Aside from being able to easily deduct the smaller payments from your monthly budget, you can create a proper payment plan that can follow through with future costs as well. Moreover, a lower interest rate allows you to save more money (if you haven’t shortened the overall term), which is beneficial if you plan to stay in the home for a prolonged period of time.
A fixed rate is better than an adjustable one
Even though an adjustable rate mortgage seemed like a good idea, fluctuating rates and inflation are scary concepts which give many homeowners nightmares. That’s why experts always recommend that a predictable interest rate, even if it is a little higher, is better than an unpredictable one that gives minimal savings in the meantime. This is especially the case if you have other unpredictable expenses that you simply can’t account for.
You have a better credit score now
Not having an adequate credit score at the time of purchase may have led you to a mortgage with higher interest rates. In the case that you’re considering mortgage refinancing but the rates haven’t really improved, you can use your better credit score to get yourself a lower rate.

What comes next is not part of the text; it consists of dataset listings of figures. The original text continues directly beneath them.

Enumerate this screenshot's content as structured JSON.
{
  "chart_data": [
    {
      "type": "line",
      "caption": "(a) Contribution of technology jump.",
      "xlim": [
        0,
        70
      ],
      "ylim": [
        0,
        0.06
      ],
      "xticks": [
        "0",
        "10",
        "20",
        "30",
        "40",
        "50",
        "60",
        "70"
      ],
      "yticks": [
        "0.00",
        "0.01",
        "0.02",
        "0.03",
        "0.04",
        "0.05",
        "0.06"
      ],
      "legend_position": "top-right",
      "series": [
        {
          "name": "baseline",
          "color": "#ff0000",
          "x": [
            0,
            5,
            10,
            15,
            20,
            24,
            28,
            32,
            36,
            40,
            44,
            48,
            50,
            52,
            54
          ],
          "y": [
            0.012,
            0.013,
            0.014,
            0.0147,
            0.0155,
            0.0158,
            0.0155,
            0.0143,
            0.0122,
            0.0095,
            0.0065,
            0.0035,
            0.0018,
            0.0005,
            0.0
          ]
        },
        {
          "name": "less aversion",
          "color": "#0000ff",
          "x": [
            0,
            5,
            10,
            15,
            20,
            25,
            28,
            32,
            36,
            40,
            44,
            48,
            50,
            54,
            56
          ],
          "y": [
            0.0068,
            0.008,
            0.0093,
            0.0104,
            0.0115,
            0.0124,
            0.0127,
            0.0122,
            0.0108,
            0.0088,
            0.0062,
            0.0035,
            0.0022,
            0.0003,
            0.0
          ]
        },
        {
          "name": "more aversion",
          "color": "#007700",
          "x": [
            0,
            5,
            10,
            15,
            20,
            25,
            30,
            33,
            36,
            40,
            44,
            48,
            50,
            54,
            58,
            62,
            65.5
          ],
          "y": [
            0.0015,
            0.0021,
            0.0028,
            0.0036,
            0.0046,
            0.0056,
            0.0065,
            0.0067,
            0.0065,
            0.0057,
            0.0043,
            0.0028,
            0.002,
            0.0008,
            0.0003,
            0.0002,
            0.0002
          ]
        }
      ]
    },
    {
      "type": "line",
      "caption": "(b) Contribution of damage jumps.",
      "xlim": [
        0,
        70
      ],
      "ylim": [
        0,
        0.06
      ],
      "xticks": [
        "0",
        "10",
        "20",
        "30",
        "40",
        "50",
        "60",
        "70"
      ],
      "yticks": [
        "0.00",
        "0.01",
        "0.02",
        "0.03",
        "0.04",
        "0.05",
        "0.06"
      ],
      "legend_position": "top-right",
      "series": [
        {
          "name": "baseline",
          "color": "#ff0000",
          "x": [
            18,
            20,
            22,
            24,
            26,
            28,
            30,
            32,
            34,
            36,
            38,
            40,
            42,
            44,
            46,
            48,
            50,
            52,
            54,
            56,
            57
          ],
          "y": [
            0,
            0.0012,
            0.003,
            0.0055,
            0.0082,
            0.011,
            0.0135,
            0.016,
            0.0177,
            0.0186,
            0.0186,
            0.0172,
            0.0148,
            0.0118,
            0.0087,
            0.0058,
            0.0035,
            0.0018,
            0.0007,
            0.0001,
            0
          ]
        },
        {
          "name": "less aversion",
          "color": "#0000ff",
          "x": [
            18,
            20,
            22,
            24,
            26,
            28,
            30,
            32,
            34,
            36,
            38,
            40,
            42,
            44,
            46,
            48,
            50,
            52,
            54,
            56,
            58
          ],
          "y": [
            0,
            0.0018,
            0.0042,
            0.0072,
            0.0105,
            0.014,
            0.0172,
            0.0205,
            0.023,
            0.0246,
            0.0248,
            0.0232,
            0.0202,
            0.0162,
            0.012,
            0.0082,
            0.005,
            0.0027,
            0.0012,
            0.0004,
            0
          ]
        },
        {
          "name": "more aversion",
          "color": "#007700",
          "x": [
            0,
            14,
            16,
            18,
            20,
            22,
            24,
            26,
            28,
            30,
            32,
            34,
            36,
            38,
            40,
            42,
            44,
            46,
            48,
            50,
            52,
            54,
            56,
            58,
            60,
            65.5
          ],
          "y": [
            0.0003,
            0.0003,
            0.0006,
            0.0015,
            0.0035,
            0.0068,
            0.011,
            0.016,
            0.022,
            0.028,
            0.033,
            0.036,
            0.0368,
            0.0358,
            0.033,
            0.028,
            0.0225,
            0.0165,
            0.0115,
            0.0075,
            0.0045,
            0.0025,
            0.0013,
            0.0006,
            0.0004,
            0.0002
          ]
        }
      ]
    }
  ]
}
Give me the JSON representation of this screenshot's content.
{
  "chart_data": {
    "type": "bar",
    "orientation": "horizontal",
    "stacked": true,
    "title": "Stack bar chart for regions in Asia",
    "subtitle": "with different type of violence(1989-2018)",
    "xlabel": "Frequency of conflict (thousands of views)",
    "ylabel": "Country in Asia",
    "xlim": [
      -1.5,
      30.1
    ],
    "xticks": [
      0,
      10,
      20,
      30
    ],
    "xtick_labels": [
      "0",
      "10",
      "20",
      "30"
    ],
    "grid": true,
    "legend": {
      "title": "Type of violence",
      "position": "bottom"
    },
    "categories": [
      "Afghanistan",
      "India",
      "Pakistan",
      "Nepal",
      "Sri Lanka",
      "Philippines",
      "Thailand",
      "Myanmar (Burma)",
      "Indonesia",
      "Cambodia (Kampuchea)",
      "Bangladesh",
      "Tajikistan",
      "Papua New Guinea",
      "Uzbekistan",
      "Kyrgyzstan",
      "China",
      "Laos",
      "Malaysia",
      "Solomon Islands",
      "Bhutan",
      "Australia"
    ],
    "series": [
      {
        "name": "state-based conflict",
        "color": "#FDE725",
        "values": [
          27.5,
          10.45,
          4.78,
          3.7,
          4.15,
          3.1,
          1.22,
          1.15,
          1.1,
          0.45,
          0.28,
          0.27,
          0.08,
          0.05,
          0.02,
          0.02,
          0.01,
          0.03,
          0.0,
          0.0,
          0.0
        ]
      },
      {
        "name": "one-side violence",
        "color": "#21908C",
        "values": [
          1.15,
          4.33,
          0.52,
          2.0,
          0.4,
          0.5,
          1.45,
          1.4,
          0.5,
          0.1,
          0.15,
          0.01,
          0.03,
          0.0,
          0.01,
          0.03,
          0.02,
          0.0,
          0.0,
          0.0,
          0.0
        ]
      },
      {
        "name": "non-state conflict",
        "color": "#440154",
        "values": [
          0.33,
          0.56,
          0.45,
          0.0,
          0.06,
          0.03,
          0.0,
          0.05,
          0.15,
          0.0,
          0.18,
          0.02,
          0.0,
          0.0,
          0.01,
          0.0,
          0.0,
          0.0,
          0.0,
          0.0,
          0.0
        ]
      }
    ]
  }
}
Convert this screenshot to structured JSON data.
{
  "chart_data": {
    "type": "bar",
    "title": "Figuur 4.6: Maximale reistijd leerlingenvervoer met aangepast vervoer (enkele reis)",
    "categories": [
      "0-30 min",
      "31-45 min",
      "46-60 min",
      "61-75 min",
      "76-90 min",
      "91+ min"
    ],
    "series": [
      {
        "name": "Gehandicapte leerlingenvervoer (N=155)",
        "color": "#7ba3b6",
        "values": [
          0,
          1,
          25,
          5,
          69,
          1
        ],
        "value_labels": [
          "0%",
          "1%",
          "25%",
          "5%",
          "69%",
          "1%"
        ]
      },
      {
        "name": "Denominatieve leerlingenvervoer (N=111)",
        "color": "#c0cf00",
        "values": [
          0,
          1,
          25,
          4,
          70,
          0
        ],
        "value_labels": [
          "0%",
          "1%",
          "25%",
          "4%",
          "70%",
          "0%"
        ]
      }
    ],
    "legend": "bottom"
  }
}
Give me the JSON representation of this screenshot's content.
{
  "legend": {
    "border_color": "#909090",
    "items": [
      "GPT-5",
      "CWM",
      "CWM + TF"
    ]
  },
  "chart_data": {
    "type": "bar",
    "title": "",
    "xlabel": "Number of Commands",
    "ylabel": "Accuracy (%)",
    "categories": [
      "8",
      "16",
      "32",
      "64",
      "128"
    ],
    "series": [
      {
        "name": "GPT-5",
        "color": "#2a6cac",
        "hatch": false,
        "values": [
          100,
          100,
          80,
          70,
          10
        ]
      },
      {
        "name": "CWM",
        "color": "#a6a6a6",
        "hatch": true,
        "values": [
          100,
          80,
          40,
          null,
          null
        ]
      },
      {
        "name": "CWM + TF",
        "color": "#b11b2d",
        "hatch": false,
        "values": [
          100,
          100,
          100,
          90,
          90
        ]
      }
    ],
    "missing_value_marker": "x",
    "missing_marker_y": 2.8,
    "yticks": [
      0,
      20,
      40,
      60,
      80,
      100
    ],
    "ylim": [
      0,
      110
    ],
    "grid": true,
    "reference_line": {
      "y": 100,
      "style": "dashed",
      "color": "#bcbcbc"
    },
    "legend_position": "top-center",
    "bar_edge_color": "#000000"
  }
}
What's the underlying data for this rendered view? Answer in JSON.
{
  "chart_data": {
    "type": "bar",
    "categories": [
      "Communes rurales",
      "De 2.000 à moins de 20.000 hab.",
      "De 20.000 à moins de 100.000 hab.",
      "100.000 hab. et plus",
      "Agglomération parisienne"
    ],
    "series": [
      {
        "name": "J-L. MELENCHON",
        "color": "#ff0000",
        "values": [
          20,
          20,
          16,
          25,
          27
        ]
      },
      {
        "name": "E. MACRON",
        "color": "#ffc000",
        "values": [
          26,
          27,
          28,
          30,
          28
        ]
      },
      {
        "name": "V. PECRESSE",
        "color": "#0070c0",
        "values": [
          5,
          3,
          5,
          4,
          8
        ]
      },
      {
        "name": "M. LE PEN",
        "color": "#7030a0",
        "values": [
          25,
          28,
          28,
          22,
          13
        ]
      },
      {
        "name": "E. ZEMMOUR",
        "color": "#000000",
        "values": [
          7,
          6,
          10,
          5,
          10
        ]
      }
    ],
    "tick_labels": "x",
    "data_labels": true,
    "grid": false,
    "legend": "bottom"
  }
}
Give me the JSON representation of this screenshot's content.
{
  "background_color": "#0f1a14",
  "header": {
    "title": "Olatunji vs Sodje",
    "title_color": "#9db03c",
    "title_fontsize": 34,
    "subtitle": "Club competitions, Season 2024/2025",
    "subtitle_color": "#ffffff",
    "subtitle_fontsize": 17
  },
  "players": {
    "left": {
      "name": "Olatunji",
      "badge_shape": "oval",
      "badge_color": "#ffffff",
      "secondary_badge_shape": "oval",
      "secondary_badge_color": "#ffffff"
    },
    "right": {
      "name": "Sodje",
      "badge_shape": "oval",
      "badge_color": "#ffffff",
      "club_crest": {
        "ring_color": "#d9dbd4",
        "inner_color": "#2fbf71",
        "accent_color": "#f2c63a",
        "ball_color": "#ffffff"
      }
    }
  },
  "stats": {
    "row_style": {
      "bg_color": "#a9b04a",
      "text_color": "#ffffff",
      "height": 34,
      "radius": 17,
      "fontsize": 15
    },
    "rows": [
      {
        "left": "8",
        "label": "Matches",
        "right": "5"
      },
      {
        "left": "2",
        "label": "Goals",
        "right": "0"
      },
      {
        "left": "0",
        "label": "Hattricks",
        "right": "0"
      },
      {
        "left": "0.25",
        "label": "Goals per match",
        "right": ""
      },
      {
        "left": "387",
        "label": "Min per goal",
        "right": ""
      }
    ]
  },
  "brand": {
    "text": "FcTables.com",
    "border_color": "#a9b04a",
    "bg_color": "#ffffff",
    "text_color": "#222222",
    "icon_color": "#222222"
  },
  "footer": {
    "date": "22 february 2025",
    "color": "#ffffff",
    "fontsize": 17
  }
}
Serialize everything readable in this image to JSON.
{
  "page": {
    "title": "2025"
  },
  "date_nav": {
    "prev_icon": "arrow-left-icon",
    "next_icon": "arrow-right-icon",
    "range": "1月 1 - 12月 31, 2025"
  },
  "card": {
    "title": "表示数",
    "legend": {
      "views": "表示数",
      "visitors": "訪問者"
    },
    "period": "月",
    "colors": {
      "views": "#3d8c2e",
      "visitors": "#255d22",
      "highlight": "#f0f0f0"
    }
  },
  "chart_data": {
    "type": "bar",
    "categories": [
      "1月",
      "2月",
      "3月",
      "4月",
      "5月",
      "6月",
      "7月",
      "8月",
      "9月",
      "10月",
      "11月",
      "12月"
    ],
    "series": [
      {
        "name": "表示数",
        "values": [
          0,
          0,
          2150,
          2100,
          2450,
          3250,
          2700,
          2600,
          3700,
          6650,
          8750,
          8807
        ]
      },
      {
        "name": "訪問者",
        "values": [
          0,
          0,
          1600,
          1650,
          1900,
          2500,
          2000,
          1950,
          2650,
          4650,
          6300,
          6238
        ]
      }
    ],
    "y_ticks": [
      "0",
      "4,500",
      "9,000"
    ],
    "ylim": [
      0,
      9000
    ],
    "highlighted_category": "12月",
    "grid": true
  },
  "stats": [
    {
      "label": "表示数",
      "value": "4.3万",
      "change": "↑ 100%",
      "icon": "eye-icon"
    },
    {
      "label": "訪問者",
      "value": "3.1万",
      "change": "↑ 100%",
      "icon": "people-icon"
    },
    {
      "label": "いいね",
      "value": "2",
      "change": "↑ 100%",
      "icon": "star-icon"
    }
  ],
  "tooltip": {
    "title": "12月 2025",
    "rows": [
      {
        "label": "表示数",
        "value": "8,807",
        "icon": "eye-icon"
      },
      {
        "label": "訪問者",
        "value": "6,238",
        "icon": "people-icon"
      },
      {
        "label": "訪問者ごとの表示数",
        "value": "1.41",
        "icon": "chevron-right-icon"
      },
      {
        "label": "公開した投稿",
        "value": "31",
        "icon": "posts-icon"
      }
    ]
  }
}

You can withdraw built-up equity on your home
If you have built up the real property value of your home, refinancing your home mortgage allows you to cash out and save money for bigger expenses like vacations, tuition fees or even a home renovation. This is considered to be a better option than using credit cards to pay for bigger expenses, because of how they have higher interest rates.
Allows you to change the terms and names in a mortgage
In certain circumstances like marriage, the death of a partner, or divorce, it’s likely that you’ll want to change the terms of the mortgage. Specifically, you need to change the names of the people on the mortgage and for this, a refinance is necessary.
Restructure your payment plan
Even in the case that you’re able to pay off a large portion of your mortgage, you would still have to make the same payment each month unless you’re completely paying it off. Refinancing your mortgage lets you pay off a lump sum so that you can leverage the benefit of being able to repay in smaller payments later on.
These are some of the best reasons why you should refinance your mortgage, especially if you’ve found your dream home that you intend to keep for a long time.